Most vulnerable to this line of attack is the Communist Party, which regularly wins about a quarter of the popular vote. Kondaurov is running on the Communist Party ticket. Russian state TV has relentlessly exposed him, another Yukos shareholder Sergei Muravlenko, and a few other "red millionaires" who have been financing the party, suggesting that the rich have conspired to buy out the party that claims to represent impoverished workers.

Last Friday, as Russia marked the 86th anniversary of the Bolshevik Revolution, the state-owned RTR network reported that hundreds of mainly elderly Communist Party members were demanding that all wealthy businessmen be ejected from the ticket. But Communist leaders deny any internal split over putting rich capitalists on the party ballot. "Wealthy people like Alexei Kondaurov join our ranks even though they know the authorities might attack their businesses," says Oleg Kulikov, the party's information chief. "We're glad to have them."
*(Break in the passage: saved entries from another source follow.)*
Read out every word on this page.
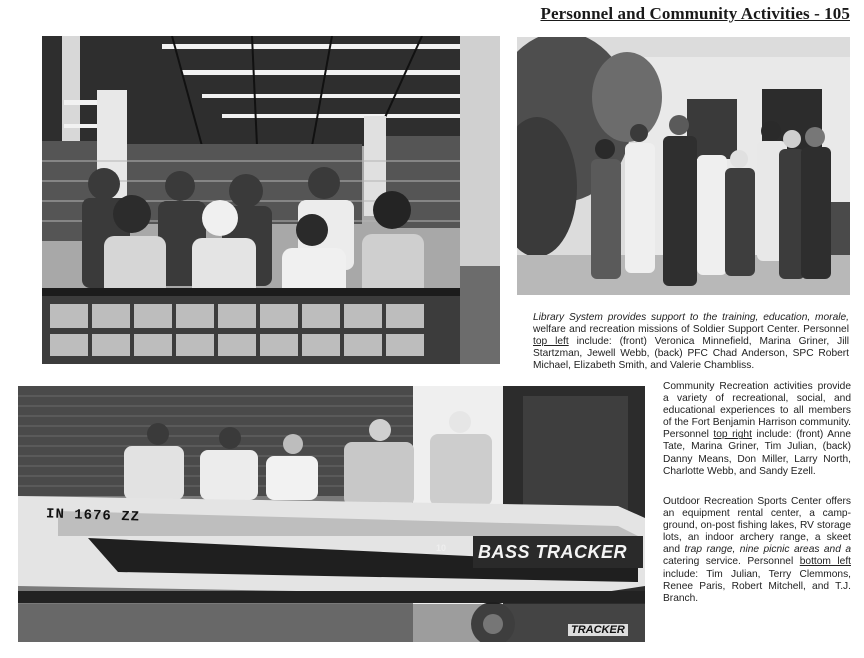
Personnel and Community Activities - 105
Library System provides support to the training, education, morale, welfare and recreation missions of Soldier Support Center. Personnel top left include: (front) Veronica Minnefield, Marina Griner, Jill Startzman, Jewell Webb, (back) PFC Chad Anderson, SPC Robert Michael, Elizabeth Smith, and Valerie Chambliss.
IN 1676 ZZ
10 BASS TRACKER
TRACKER
Community Recreation activities provide a variety of recreational, social, and educational experiences to all members of the Fort Benjamin Harrison community. Personnel top right include: (front) Anne Tate, Marina Griner, Tim Julian, (back) Danny Means, Don Miller, Larry North, Charlotte Webb, and Sandy Ezell.
Outdoor Recreation Sports Center offers an equipment rental center, a camp-ground, on-post fishing lakes, RV storage lots, an indoor archery range, a skeet and trap range, nine picnic areas and a catering service. Personnel bottom left include: Tim Julian, Terry Clemmons, Renee Paris, Robert Mitchell, and T.J. Branch.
A former career officer of the Soviet KGB, Kondaurov says that private money is the only force that can challenge the immense state resources behind the pro-Kremlin United Russia Party.

"Russian democracy is under threat and something has to be done," he says. "Sometimes people active in business must get involved and work for change in the political system."

A rich capitalist's presence on the communist ticket is no contradiction, he says. The party that once nationalized all enterprises now supports private property, he says.

"It's not the same party that used to run the USSR," he says. "It's grown and deve- loped.... it has a critical role in the work of building democracy in this country."